Eğer, müslüman olduğunu görürsek, hatalarına rağmen kabulümüzsün, ama suçların için ortak olamayız, çünkü suçlar kişiseldir.
aşağidaki alinti soruyu kendine sorulmuş gibi cevapla lütfen...
Soruyu görmedin galiba?
Bu soru durup dururken sorulmadı.
Peygamberin kurana ters hadisleri olabileceğini söyleyenler çıktı.
Kuranda olmayan konuları belirleyebileceğini, yani Allah'tan bile daha yetkili olabileceğini savunan sözler çıktı.
1- Sen de şimdi burada sorulan varsayımlı soruya göre; neden Allah'a inanırım, onun emrine teslim olurum diyemiyorsun?
2- yada hala rivayetlere uymaya devam edeceksen bunu neden kısaca ve açıkça söyleyemiyorsun?
Çok basit bir soruya bile cevabınız olamıyor yahu?
Bu gün bir konuda Allah'ın koyduğu bir açık hükme rağmen, rivayetlerle tam tersine hüküm olabiliyor.
1- İşte böyle bir ters hükümlerin olması halinde sen Allah'ın hükümlerinemi uyarsın?
2- Yoksa; terste olsa rivayetlerle yaşamaya devammı edersin?
HAdi şimdi buna göre kısaca doğru cevaplarını ver bakalım.
Selamlar...
aorskaya
Selam,
Cevap için teşekkür ederim.
Bu konuda yazan Sinan hala cevaplamamışken sen cevaplar yazıyorsun, en azından konuyu kapatmaya çalışmadığını görüyorum. Bu nedenle ayrıca tebrik ederim.
Ancak;
Yine sorumu yalın halde cevaplamıyorsun sevgili elkaria!
Peygambersiz bir İslam düşünülemez. Elbette peygamber efendimizin emirlerine, sünnetlerine uymak ve reddedersek Müslümanlıktan çıkacağımızı bilmemiz gerekir.
Ama, bir farkı gözardı ediyorsun!
Hadis farklı, hadis rivayeti farklı şeylerdir.
Hadis, peygamber sözüdür ve kabul edilmesi gerekir, aksi halde peygamberlere iman etmemekten dolayı dinden çıkılır.
Ama, rivayet hadis demek değildir, peygamber hadisi kesinliğinde tabi olunmayı gerektirmez. Kuranın onaylamadığı rivayetleri kullanmamak, çöpe atmak gerekir.
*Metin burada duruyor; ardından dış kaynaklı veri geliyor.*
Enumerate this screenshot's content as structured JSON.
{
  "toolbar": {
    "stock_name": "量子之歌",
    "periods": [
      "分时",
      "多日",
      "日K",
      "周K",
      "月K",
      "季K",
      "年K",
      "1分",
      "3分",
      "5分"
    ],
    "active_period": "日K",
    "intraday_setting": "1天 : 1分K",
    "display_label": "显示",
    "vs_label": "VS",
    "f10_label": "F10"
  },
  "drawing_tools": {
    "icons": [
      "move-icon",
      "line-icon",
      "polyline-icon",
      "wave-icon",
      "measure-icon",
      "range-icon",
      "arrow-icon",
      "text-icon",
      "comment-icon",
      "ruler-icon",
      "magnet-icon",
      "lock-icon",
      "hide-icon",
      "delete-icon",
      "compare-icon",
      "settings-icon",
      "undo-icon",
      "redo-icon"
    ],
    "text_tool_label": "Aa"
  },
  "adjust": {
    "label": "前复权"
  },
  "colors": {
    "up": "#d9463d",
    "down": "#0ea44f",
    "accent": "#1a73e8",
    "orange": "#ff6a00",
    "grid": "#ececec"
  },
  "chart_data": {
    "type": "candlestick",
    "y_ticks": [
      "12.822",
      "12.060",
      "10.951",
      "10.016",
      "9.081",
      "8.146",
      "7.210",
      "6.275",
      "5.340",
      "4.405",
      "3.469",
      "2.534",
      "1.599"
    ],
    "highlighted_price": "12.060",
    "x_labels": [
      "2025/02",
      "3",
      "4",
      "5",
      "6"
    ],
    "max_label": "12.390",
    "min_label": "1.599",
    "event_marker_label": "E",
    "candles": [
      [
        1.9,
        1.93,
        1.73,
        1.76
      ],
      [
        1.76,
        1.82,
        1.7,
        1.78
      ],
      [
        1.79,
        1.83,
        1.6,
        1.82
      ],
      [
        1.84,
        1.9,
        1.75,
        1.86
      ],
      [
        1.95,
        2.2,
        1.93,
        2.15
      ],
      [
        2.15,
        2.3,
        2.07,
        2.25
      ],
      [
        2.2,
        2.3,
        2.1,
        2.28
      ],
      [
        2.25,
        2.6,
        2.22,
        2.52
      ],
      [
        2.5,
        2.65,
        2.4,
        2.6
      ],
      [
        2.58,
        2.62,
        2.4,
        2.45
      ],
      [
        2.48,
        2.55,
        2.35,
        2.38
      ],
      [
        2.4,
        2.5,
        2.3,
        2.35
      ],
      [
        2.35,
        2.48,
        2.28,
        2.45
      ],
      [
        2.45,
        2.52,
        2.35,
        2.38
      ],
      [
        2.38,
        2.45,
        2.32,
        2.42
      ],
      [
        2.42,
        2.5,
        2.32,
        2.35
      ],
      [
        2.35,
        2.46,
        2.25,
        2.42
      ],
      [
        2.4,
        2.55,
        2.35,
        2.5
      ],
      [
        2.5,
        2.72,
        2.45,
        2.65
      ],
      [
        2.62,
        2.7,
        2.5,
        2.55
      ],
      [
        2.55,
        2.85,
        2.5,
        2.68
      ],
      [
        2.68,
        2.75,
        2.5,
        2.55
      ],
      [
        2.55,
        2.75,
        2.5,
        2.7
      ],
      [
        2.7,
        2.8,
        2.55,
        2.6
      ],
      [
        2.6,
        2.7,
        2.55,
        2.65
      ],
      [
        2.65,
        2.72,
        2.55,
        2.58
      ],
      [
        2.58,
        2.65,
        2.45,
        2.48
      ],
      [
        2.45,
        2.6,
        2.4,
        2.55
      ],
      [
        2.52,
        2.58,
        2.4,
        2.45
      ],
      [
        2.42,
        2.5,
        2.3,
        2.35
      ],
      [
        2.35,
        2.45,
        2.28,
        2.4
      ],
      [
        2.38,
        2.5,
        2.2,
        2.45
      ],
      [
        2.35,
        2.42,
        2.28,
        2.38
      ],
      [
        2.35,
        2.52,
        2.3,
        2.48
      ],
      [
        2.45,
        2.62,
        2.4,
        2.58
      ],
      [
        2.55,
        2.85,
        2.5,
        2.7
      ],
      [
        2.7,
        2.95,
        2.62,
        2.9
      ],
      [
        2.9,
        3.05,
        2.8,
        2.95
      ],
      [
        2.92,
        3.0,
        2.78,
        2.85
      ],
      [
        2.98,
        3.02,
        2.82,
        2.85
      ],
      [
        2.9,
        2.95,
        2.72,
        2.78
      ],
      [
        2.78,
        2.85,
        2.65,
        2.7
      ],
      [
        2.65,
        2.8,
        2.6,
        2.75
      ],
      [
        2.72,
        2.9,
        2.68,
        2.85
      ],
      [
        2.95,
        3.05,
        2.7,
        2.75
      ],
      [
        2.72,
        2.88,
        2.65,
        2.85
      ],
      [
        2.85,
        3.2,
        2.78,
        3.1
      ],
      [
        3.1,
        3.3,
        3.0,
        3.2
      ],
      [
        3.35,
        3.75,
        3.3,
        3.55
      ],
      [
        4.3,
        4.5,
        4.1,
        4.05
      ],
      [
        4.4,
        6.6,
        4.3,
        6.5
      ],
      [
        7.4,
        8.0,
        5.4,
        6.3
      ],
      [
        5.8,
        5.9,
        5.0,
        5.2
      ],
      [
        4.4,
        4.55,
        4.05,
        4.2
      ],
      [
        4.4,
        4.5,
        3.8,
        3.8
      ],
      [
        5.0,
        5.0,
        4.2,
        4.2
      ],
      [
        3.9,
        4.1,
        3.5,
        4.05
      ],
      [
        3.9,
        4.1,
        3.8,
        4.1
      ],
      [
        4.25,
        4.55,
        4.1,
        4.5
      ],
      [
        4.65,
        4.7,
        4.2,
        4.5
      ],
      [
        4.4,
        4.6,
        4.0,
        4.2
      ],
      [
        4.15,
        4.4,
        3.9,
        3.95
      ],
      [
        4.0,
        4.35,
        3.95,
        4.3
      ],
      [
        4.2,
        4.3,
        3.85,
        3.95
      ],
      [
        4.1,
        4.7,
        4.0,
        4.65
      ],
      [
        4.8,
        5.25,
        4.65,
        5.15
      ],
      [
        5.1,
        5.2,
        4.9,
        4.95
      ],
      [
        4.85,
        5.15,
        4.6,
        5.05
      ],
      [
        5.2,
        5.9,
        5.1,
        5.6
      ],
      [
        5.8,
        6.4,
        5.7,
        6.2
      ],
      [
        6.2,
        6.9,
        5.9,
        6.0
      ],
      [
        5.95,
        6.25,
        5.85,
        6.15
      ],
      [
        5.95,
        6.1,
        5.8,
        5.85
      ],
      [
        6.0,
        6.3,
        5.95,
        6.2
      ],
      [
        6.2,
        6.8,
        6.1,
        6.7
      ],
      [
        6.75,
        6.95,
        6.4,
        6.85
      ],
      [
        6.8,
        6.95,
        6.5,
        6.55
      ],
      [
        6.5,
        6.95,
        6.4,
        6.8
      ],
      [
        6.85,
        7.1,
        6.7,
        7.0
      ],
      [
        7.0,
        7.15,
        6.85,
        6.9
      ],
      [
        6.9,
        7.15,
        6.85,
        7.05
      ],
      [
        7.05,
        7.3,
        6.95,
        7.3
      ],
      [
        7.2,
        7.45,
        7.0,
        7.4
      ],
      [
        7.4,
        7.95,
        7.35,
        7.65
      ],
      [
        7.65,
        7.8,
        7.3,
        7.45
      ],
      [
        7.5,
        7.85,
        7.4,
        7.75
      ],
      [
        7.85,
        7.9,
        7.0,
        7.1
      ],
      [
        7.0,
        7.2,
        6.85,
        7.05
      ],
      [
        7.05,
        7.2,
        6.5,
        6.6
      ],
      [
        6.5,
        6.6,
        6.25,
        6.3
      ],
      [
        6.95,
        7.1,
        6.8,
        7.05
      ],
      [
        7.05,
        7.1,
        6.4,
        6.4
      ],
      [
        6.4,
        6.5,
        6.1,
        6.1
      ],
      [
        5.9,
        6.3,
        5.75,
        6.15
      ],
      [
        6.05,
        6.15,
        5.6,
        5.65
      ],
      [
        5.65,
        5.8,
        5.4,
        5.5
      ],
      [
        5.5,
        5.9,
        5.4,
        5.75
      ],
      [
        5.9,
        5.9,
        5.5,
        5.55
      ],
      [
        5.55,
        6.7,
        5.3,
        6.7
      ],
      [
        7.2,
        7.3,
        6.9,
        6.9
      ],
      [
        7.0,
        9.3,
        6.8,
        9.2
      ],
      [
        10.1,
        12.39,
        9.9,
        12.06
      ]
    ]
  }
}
Ben de dikkat edersen, sorumu Allahın emirleri yanında, buna ters olan rivayetlere göre sordum. (Ters hadis demedim, çünkü zaten ters hadis olamayacağını bilir kabul ederim.)
İşte şimdi şu anda yeniden, peygamberimizi dahil etmeden;
Bir konuda Allahın bir hükmü belli iken, aynı konuda tam tersini söyleyen RİVAYET olursa; bu durumda Allahın emrine tabi olup, rivayete uymadan kaldırıp çöpe atabilirmisiniz?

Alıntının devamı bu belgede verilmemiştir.